Explaining the American fintech paradox
A brief introduction to American fintech
America is home to both Wall Street and Silicon Valley but seemingly lags behind other developed nations in the introduction of fintech. A parallel to be drawn with this is the slow European Union vaccine rollout showing that size and resources are no guarantee of efficiency and innovation. The most prominent example of widespread fintech for consumers is contactless payment systems which have been accelerating rapidly in Europe and are steadily taking off in other regions. The compound annual growth rate used in forecasting analysis for contactless payment market growth over 10 years is often cited between 10-20% and yet America of all economies is still struggling to introduce the technology. Silicon Valley is the world-renowned centre of technological advancement and so combined with intellectual property laws should theoretically have led to America having cutting edge consumer fintech, but there are instead corporate powers forcing this down.
American card payment systems are governed by a strong duopoly of Visa and Mastercard who have the power to limit innovation due to immense lobbying funds and engage in tacit collusion, holding the costs of transactions above other economies. The financial sector plays a dangerous balancing act whereby countries with large barriers have slow tech development but are more stable which is the American model. Online payment systems such as Square are still constrained by this duopoly since they are unable to be a standalone financial network route and rely upon the credit card companies to connect those involved in a transaction. The main implication of this is that transaction fees are held high in America because whilst they have the technology to innovate, the lack of competition enables incumbent firms to block change. However, despite these restraints, America has been presented with an opportunity in the form of cryptocurrencies that are increasingly able to break away from regular currency. The most recent breakthrough to bypass the credit card companies is Tesla’s move to accept Bitcoin as a form of payment and so it seems rather than reform the old, the American path away from barriers comes in the form of creative destruction. Therefore, America must continue to focus on creating solutions rather than breaking down the existing barriers.
The Covid factor
The ongoing pandemic has acted as a catalyst for new digital solutions but most notably, the shift to contactless systems has developed at an even faster rate in advanced economies that have used technology as a means to limit human contact. Covid in America has been a highly divisive issue with each state taking its own approach as well as a new administration coming to power. States that chose a relaxed approach to Covid have missed this chance to evolve meaning that the companies controlling markets can continue to do so. Covid has crippled old systems but caused fintech to flourish as the drive for the next generation of payment systems is accelerated.

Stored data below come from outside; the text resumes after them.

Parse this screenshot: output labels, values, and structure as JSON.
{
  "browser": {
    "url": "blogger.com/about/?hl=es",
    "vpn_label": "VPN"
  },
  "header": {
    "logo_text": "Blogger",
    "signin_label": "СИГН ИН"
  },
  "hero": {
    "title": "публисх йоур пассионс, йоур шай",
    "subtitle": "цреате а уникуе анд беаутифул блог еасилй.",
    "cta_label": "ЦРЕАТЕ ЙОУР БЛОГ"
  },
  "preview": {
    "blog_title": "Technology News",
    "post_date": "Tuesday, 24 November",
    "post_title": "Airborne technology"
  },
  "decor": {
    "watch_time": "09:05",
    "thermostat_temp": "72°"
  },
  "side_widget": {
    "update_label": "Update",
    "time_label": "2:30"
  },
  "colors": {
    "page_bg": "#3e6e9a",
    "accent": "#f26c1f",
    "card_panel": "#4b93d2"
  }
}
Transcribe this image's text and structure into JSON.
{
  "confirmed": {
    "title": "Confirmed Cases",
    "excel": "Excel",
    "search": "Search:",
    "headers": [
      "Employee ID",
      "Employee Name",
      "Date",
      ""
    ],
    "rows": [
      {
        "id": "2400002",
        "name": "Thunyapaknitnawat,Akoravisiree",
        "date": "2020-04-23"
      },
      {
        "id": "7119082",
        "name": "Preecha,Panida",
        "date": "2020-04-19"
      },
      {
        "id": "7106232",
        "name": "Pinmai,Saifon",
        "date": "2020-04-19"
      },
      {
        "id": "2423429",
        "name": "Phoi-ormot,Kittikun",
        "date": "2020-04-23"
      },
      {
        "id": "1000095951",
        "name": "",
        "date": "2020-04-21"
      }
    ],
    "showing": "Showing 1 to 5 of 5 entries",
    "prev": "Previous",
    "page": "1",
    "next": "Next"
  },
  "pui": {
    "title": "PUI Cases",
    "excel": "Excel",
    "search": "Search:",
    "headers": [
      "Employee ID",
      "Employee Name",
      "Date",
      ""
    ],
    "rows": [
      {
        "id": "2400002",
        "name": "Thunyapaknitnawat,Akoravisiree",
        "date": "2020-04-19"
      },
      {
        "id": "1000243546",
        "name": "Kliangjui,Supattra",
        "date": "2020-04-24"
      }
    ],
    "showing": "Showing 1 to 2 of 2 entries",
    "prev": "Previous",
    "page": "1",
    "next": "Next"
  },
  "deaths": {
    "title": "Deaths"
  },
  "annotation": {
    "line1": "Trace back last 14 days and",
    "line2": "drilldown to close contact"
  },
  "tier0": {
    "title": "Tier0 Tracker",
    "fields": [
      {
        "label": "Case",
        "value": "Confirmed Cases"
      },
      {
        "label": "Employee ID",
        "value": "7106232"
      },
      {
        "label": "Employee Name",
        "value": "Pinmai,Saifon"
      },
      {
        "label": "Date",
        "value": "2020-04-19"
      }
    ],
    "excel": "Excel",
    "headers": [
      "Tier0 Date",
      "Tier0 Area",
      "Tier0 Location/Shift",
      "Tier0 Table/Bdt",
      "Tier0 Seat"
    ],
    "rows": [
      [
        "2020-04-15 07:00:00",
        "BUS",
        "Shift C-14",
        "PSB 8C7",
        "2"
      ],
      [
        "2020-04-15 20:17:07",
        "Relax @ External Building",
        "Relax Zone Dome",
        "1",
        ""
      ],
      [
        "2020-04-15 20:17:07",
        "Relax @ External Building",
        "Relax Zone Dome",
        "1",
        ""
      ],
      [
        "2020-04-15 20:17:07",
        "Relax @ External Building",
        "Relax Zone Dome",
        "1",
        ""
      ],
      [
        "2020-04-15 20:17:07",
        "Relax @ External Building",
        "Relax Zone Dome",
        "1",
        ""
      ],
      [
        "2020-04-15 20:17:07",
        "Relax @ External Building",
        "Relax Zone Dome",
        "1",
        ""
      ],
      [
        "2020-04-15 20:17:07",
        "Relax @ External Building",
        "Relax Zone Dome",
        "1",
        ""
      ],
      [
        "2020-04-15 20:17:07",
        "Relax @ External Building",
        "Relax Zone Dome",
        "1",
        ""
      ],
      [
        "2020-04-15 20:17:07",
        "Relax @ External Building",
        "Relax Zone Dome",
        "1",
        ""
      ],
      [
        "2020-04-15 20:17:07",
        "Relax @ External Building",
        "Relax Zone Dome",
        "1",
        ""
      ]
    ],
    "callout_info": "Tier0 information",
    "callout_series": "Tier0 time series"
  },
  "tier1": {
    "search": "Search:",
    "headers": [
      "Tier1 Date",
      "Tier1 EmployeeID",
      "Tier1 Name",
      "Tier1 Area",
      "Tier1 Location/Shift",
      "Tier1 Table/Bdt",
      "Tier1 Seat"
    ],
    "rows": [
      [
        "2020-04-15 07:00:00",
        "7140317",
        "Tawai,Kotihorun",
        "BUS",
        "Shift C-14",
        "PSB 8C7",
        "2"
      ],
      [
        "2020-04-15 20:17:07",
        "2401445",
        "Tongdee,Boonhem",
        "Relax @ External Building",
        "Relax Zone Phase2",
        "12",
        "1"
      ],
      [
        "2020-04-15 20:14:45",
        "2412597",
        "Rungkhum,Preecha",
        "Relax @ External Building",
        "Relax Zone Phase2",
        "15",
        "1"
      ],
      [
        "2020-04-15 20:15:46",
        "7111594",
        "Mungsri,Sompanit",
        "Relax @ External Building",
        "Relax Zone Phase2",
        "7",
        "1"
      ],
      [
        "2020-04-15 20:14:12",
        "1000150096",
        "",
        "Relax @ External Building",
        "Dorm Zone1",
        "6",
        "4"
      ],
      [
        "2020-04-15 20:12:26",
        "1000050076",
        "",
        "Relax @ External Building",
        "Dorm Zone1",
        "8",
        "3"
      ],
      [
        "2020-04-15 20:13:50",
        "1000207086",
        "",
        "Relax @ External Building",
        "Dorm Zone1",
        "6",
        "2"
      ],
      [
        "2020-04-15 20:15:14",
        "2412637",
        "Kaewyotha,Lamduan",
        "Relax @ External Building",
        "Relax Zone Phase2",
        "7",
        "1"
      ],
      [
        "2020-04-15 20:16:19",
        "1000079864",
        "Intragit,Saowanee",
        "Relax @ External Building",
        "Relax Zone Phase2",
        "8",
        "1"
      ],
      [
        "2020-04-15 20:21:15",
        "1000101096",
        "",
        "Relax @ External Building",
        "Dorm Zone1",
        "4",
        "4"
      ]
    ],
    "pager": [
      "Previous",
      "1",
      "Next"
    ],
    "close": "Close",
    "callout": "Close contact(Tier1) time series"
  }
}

Solving the American problem
On the face of it, the solution is simple, implement more aggressive antitrust policies to create more competition so that the Chinese model becomes viable, and the consumer benefits. Whilst this is wishful thinking due to America having some of the greatest powers of private lobbying in the world, under the new presidency there is a possibility of reform centred around monopoly busting in many of America’s industries. Covid may have presented the best opportunity for fintech to grow in America, but the state must not let it be constrained by Visa and Mastercard. Cryptocurrency has taken off in the last year but is often seen more as an investment opportunity by consumers rather than a store of value meaning that for the time being, improving transaction methods and fees should be the central focus in America. The paradox of Wall Street coexisting with Silicon Valley but providing few fintech advancements is due to red tape, which until lifted will continue to allow America to fall behind other economic superpowers. The Biden administration has an opportunity during the pandemic to provide this change for both public health and economic reasons as long as they are willing to lobby and stand up to abuses of monopoly power.